Retinoblastoma merupakan salah satu kanker anak paling umum di dunia, dengan angka kejadian mencapai 1 dari 16.000–28.000 kelahiran. Di negara maju, deteksi dini dan penanganan tepat membuat tingkat keberhasilan terapi dapat mencapai 99%. Akan tetapi, di Indonesia keterlambatan diagnosis masih menjadi masalah serius, menyebabkan 40–70% pasien mengalami kehilangan penglihatan, kecacatan permanen, atau bahkan kematian. Kondisi ini menegaskan perlunya sistem skrining yang cepat, akurat, dan terjangkau untuk meningkatkan peluang kesembuhan serta menekan angka kebutaan pada anak.
Menjawab tantangan tersebut, tim mahasiswa Universitas Gadjah Mada (UGM) melalui Program Kreativitas Mahasiswa bidang Karsa Cipta (PKM-KC) menghadirkan solusi inovatif bertajuk Rb-AID (Retinoblastoma Artificial Intelligence Detection). Inovasi ini memanfaatkan sistem two-step convolutional neural network (TSCNN) yang terintegrasi dalam aplikasi seluler untuk melakukan pemeriksaan fundus mata secara real-time pada balita.

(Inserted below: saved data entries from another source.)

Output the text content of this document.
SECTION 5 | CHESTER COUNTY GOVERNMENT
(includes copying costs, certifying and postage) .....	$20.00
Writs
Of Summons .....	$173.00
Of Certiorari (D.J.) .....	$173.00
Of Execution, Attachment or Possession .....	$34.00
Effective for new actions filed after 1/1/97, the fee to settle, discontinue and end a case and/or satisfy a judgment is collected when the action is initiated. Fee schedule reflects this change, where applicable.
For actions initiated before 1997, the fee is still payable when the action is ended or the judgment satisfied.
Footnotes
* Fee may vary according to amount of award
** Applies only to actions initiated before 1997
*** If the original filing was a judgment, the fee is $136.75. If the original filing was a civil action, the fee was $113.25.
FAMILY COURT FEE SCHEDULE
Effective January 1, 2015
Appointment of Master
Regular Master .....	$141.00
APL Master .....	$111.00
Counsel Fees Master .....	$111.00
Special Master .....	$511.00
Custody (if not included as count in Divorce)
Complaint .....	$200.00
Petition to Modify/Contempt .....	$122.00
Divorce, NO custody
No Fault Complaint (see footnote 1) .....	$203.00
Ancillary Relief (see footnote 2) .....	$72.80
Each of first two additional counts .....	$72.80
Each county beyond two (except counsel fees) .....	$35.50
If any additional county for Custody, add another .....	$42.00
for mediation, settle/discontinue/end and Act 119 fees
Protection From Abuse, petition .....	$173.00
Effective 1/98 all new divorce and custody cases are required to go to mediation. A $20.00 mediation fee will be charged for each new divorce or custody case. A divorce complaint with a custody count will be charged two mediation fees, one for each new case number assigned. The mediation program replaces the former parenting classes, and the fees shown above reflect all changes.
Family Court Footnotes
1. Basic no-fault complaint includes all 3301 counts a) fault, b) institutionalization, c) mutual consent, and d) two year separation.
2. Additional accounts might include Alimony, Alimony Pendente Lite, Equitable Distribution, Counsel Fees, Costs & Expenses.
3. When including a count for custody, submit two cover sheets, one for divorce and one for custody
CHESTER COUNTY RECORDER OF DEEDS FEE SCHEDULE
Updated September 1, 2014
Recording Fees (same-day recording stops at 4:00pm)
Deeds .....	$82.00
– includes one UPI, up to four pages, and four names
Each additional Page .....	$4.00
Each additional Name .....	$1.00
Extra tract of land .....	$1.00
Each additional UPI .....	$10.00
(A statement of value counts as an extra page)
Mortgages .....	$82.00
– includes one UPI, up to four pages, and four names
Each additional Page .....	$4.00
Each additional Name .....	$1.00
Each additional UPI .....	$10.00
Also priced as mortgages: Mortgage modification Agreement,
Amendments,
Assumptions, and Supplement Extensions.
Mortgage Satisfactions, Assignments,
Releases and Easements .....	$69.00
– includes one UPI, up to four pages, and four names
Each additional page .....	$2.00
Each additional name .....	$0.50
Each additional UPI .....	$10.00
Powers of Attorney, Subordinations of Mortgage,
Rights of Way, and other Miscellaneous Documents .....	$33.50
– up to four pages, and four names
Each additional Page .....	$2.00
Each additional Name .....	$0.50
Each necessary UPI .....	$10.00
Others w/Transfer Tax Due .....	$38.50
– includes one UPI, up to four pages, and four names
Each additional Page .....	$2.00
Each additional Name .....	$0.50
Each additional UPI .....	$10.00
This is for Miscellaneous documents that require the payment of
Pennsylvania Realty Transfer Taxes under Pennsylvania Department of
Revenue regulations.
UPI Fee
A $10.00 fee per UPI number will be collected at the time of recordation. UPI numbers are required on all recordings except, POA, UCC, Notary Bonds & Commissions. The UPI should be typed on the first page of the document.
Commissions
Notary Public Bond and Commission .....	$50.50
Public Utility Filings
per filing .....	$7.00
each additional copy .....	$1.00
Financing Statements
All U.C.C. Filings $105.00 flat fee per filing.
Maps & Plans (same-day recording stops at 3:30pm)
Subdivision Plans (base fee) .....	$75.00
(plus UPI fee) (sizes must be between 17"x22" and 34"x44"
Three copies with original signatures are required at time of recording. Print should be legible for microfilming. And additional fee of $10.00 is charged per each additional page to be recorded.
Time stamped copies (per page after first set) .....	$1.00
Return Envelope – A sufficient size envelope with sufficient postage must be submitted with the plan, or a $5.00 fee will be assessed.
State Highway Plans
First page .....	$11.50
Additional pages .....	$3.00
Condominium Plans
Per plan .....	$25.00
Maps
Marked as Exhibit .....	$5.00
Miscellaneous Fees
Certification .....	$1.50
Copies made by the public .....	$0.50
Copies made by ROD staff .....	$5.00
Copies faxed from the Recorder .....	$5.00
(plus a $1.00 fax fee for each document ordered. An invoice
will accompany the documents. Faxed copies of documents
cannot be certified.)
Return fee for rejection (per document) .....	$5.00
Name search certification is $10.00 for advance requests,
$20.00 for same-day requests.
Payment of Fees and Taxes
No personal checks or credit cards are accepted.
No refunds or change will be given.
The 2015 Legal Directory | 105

Tim ini dipimpin oleh Jonathan Setiawan (Teknik Nuklir 2023) bersama anggota Ammar Ali Yasir (Teknologi Informasi 2023), Ammar (Teknik Mesin 2023), Muhammad Hafidz Al Farisi (Teknologi Informasi 2023), dan Emeliana Putri Ayu Ningsih (Kedokteran 2024), di bawah bimbingan Prof. Dr. Eng. Ir. Herianto, S.T., M.Eng., IPU., ASEAN Eng.
Jonathan menjelaskan bahwa Rb-AID terdiri dari dua komponen utama: Rb-AID tool dan Rb-AID mobile decision system. Komponen pertama berfungsi menjaga stabilitas dan kualitas akuisisi citra fundus, sementara sistem kedua menggunakan TSCNN dua tahap untuk menganalisis hasil pemeriksaan secara cepat dan objektif. “Keputusan skrining tidak bergantung pada subjektivitas operator dan dapat diterapkan di layanan primer,” kata Jonathan kepada wartawan, Senin (13/10).
Secara teknis, perangkat Rb-AID dirancang melalui proses perancangan di Autodesk Inventor, pencetakan 3D menggunakan bahan PLA yang ramah lingkungan, serta pemakaian lensa 20D untuk memastikan hasil visual yang tajam. “Mekanisme alat memungkinkan ponsel terpasang stabil di dudukan khusus dengan jarak kerja ideal sekitar 50 mm agar pencahayaan dan fokus optimal ke retina.
Pada sisi perangkat lunak, sistem kecerdasan buatan dilatih menggunakan ribuan citra fundus yang mencakup kasus retinoblastoma dan citra normal sebagai pembanding. Melalui arsitektur TSCNN, aplikasi mampu mengenali tanda-tanda klinis seperti massa putih pada retina, pola pembuluh darah tidak normal, serta refleksi cahaya yang tidak merata akibat lesi. Aplikasi juga dilengkapi dua mode kerja secara offline dengan menggunakan rujukan manual oleh petugas. Sedangkan secara online, otomatis merekomendasikan fasilitas oftalmologi terdekat serta mengirim hasil pemeriksaan ke dokter untuk verifikasi.
Dari sisi kebaruan, Rb-AID menjadi sistem pertama yang mengombinasikan stabilisasi pengambilan gambar berbasis perangkat dengan analisis dua tahap berbasis deep learning. “Pendekatan ini menutup kelemahan metode terdahulu yang bergantung pada foto non-fundus atau tanpa alat bantu yang rentan bias,” katanya.
Inovasi ini diharapkan dapat mempercepat deteksi retinoblastoma di daerah dengan keterbatasan alat fundus konvensional dan tenaga ahli. “Melalui Rb-AID, kami ingin menghadirkan skrining dini yang lebih cepat, konsisten, dan terjangkau, agar setiap anak di Indonesia memiliki kesempatan yang sama untuk melihat dunia,” ujarnya.
Dalam jangka panjang, tim menargetkan pengembangan prototipe fungsional yang sepenuhnya terintegrasi dengan aplikasi seluler, disertai laporan ilmiah dan publikasi edukatif. Upaya ini selaras dengan tema PKM 2025 di bidang Kesehatan dan Gizi Masyarakat, sekaligus mendukung pencapaian Sustainable Development Goals (SDGs) poin 3 tentang Good Health and Well-being.